15. Tenofovir disoproxil fumarate
Dosage for chronic hepatitis B: 300 mg orally once daily.1 (BNF states the dosage as 245 mg once
daily.)
Monitoring requirements2: Test renal function and serum phosphate (especially in CKD pateints)
before starting treatment, then every 4 weeks (more frequently if at increased risk of renal
impairment) for 1 year and then every 3 months.
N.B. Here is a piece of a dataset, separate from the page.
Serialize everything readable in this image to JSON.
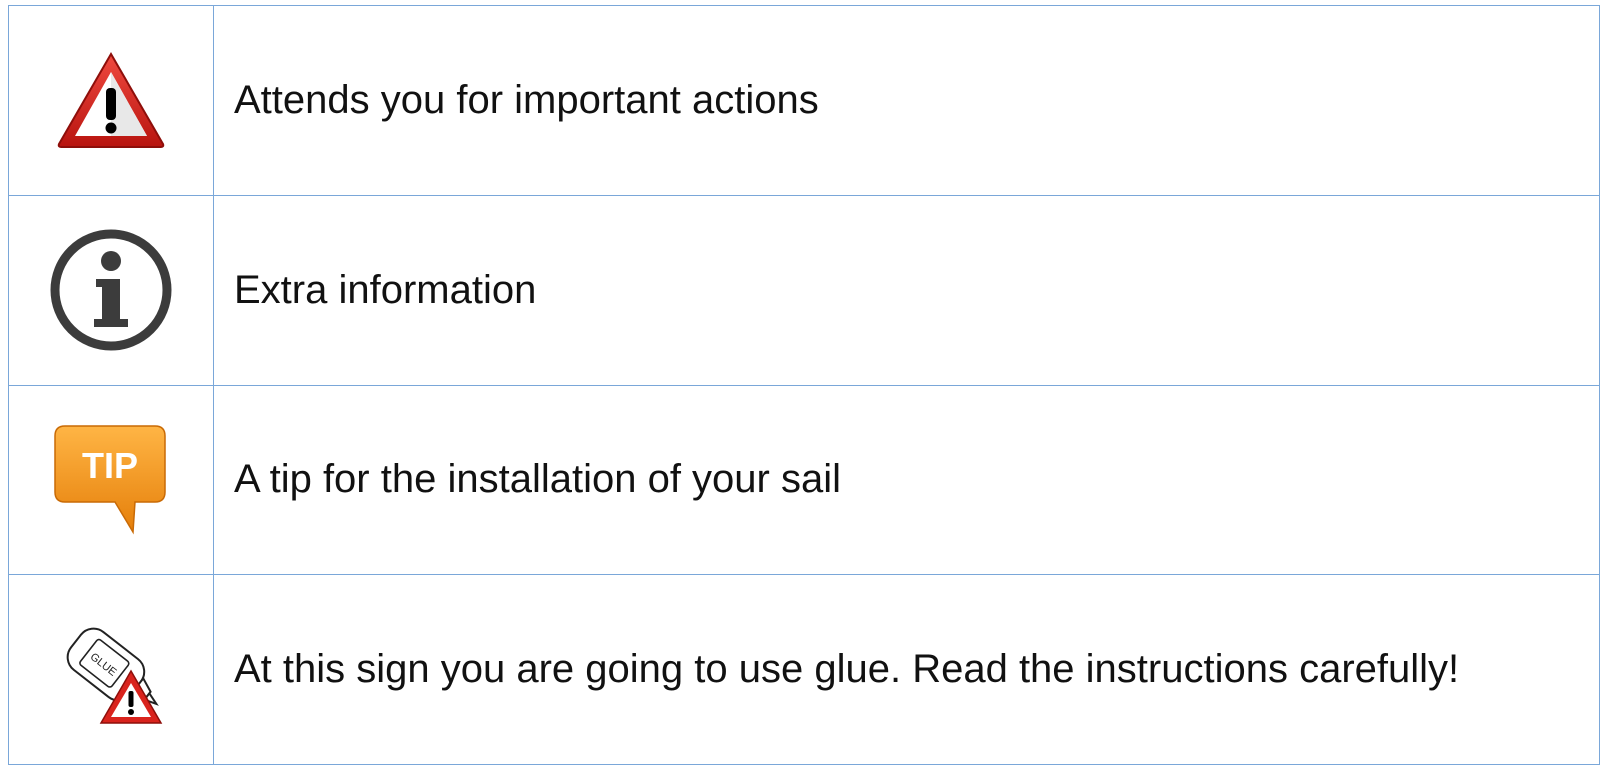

Interrupt treatment if renal function deteriorates3
or serum phosphate decreases.
Consider baseline and during-treatment bone density scans for those with a fracture history or at
risk for osteopenia.
1For tablet form. Dosage for granules is different. Adjust dose if renal impairment - see medscape.
https://reference.medscape.com/drug/viread-tenofovir-df-342633
2As stated in the BNF.
3Monitored with creatinine clearance. Urine glucose and urine protein may also be checked.
16. Tenofovir disoproxil fumarate (cont.)
Treatment duration: There is no specific durartion of treatment for nucleos(t)ide
analog therapy. The primary treatment goals are to prevent disease progression,
paricularly to cirrhosis, liver failure and HCC. This is accomplished by achieving
undetectable HBV DNA levels. Treatment is usually continued for ≥ 12 months
after undetectable levels are achieved – see slide “some key points.”
Failure to achieve undetectable HBV DNA level by 96 weeks of therapy is an
indication for reconsidering treatment strategy – see slide “treatment failure.”